Some of these deals are of more interest to the players than you’d think. One of the reasons United have stuck with Hublot as their “official timekeeper” – a deal which doesn’t cost the Swiss firm the earth – is that the players like wearing the watches, though executives have to sign an agreement to hand them back if they leave the firm. Chevrolets are a fairly popular new perk, from the firm that’s on the front of United’s shirts from the start of the 2014-15 season, though if you choose to take one, you’re not allowed to drive to training in a Porsche or your wife’s Ford Fiesta.
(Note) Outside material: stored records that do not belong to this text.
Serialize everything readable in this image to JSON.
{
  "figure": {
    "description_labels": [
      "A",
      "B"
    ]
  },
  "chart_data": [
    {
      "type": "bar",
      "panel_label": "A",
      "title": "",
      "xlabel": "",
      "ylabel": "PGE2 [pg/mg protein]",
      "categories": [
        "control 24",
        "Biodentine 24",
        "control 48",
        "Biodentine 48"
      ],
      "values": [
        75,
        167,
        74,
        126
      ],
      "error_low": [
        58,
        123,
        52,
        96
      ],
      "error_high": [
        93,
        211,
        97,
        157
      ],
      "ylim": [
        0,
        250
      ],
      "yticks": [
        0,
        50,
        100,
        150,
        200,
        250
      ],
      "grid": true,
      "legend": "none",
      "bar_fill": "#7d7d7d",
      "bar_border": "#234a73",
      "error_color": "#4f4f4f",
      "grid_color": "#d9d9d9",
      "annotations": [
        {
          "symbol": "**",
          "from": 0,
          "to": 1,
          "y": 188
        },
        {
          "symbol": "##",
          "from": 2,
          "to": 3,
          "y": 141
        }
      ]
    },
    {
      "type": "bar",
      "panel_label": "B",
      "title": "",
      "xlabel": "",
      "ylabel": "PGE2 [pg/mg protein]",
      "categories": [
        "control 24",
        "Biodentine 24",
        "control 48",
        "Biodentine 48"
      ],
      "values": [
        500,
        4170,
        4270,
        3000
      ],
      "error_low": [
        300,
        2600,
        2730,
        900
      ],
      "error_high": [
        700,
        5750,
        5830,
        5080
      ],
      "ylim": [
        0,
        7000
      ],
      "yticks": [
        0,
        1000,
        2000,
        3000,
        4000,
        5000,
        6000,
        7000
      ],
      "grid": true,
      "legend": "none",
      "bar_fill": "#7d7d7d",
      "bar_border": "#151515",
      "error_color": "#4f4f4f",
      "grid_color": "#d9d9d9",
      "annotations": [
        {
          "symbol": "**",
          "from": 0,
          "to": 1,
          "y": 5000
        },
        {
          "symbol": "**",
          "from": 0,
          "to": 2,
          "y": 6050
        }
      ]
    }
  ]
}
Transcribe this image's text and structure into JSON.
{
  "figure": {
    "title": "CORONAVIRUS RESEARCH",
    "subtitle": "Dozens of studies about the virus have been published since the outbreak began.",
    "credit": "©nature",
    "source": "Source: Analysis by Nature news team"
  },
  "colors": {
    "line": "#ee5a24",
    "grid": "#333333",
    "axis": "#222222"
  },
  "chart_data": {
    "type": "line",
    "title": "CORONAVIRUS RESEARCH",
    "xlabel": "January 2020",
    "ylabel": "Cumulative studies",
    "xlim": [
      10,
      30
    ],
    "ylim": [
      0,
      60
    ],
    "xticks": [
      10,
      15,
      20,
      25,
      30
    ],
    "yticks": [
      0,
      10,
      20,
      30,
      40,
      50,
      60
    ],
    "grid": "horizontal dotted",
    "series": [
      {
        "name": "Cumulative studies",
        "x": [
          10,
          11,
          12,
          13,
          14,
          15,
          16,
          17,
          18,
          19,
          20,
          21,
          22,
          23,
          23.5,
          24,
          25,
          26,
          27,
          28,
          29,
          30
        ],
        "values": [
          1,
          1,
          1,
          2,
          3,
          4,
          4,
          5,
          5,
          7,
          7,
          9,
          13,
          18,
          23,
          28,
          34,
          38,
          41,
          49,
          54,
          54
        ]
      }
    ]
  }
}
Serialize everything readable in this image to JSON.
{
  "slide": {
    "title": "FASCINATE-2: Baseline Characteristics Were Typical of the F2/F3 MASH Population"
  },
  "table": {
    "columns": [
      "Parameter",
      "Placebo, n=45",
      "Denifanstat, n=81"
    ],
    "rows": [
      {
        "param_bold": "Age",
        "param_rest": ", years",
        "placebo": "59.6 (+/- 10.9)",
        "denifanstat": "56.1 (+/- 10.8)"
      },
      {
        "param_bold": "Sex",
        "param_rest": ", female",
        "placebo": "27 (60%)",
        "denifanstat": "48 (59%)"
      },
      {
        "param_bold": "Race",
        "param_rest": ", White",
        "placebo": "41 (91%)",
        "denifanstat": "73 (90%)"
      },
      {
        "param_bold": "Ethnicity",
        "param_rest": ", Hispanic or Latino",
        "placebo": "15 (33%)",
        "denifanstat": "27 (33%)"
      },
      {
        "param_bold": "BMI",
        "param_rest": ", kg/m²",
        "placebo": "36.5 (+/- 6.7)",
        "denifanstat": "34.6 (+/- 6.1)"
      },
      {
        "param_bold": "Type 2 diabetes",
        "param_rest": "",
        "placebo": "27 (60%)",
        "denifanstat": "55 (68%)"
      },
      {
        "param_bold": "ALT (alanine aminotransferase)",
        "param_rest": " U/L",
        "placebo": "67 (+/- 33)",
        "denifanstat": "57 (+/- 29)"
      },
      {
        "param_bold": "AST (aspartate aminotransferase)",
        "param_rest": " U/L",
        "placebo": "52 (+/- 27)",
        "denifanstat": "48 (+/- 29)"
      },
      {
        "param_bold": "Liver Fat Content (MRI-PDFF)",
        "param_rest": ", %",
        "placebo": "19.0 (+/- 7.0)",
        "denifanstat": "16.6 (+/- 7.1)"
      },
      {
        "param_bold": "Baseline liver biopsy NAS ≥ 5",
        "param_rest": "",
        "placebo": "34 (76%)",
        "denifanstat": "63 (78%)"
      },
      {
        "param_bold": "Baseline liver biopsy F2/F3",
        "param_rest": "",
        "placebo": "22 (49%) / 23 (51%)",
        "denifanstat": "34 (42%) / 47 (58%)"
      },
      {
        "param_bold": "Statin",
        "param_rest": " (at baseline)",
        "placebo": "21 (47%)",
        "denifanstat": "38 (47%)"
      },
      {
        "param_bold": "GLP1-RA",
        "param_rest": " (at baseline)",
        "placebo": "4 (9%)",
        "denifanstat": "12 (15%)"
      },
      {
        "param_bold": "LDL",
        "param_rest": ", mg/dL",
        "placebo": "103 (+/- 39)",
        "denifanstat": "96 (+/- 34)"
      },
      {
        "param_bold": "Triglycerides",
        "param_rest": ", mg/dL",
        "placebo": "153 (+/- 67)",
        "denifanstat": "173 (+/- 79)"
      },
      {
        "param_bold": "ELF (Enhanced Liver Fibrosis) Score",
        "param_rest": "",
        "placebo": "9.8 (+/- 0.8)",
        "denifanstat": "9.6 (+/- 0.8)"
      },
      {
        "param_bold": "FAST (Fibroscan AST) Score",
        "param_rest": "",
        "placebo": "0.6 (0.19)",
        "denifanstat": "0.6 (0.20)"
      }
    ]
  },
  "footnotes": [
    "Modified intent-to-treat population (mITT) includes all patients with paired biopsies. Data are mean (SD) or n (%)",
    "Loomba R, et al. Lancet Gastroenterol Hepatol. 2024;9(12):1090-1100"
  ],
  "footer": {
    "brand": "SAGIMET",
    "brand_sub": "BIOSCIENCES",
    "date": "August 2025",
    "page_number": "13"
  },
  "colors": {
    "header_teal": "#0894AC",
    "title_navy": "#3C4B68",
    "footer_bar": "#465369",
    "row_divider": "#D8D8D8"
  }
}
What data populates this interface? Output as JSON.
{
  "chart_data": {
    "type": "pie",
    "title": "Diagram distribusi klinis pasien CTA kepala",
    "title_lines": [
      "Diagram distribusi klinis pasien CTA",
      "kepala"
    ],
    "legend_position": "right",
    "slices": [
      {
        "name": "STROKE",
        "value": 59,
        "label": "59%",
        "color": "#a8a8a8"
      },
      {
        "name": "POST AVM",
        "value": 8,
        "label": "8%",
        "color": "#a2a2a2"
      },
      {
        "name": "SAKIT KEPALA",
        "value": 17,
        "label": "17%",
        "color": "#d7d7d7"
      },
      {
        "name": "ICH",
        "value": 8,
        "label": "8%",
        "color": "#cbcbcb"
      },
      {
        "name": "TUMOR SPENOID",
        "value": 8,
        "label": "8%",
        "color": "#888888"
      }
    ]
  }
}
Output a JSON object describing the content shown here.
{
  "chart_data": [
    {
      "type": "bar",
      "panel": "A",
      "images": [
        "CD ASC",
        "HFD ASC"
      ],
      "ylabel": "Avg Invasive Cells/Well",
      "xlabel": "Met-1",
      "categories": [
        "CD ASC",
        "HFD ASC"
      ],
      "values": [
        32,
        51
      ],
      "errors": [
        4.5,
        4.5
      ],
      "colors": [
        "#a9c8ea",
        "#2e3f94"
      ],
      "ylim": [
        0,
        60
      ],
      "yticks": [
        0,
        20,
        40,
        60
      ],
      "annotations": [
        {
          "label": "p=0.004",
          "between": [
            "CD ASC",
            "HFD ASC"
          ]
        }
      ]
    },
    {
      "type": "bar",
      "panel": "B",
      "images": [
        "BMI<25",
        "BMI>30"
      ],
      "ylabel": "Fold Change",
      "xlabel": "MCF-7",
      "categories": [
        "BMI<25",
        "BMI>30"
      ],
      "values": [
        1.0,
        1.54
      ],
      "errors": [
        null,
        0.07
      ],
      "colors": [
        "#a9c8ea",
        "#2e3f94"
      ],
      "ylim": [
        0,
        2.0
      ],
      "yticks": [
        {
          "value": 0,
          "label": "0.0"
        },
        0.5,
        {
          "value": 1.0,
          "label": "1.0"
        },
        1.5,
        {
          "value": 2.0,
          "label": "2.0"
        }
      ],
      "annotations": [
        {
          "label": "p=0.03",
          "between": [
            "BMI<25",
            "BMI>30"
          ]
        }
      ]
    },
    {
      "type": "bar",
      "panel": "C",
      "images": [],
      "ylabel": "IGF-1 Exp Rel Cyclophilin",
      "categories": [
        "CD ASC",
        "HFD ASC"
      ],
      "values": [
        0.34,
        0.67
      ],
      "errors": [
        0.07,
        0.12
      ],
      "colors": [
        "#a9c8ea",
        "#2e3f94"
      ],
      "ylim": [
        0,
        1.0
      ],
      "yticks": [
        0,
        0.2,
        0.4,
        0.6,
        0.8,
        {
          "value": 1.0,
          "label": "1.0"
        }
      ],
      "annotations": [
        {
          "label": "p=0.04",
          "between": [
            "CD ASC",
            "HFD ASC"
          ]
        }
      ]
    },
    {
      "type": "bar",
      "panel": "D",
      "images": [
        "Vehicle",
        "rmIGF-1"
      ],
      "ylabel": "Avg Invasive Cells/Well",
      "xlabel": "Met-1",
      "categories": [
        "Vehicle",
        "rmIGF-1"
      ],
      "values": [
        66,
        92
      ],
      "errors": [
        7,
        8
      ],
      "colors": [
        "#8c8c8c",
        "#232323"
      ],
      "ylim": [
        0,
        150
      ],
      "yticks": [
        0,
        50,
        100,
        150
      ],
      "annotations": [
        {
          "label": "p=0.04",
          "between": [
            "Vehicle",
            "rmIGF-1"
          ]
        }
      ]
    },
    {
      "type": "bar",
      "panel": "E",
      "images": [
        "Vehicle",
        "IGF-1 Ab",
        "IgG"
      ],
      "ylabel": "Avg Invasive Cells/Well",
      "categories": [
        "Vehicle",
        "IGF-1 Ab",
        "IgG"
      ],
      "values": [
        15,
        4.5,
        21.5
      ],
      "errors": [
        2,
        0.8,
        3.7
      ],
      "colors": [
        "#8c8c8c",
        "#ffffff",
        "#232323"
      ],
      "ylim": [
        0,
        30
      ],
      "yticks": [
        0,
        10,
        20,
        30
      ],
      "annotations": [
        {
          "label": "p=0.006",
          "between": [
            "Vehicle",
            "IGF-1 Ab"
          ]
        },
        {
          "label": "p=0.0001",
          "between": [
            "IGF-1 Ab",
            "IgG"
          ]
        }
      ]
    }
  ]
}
A less glamorous partner was Aeroflot, which became United’s “global carrier” this week in a deal which could bring in about £40m. The Russian airline’s chief executive, Vitaly Savelyev, declared it “expensive” but he looked very happy. The bonds between Old Trafford and the Russian airline haven’t seemed that obvious since Andrei Kanchelskis needed a way home in the 1990s. But Aeroflot, as Gillis points out, wants to become more global and less purely Russian, in the same way that Turkish Airlines (whose departure from the United family made way for Aeroflot), Emirates and Etihad have all sought to escape the national image their names create. All have launched into big sport sponsorship deals as a way of presenting themselves as international players. Sponsoring CSKA Moscow, as Aeroflot have done, is no longer enough. With United, they are literally and metaphorically in the global league.
United group managing director, Richard Arnold, said at the Aeroflot launch that the club had 18 million “followers” in Russia, returning us to the club’s rather questionable measure of how popular they actually are across the world. Arnold claimed last year they had 659 million “followers” across the world – “from the person who holds up the flag to the person getting up at 4am to watch our Champions League games”. We were sceptical, but he insisted that it was “semantics” whether these are fans as we know them; Gillis quite rightly questions what loyalty to the clubs such “followers” actually have.
The 659 million figure, of course, is just the sponsorship sell and the battery, drinks and motorcycle firms aren’t worried about interrogating it. It’s the association with a global brand which matters to them, far more than the popularity of the club they’ve adopted. They’re buying into the story of a global Premier League, which is played out 6,000 miles away but unravels in their living rooms via the league’s international TV rights deals.
Millions of followers – on Facebook or any other medium – do not equate to loyalty, though, however much customer data the clubs are building up on these individuals. The potentially worrying bit for the clubs is how promiscuous the tyre, bike and gaming firms, along with the followers, might actually be. United are not like the Adidas or Nike brands, physically present on the main streets of China and Thailand. They merely pass through at this time, once a year.
“If a club disappears [from the elite] for a few seasons, will the fans still be there and will the companies?” Gillis asks. “There’s a flakiness about it. They’re not fans with a sense of loyalty.” The rewards are enormous for United, City and a few others as they build a wall between themselves and the rest of the Premier League but, as Gillis says, the stakes are high. They have to remain at the top. Belonging in the Champions League is essential.
To which the clubs will say that they’re not disappearing anywhere. At City, where an international desk of all nationalities now translates the club’s website into scores of languages, new manager Manuel Pellegrini exuded a panache and maturity at his first press conference this week, which suggested he is capable of taking the club to great places. “Only five?” he said when asked about his chief executive Ferran Soriano’s trophy aims. But you see what kind of pressure he is under. The car battery users of Thailand are depending on him.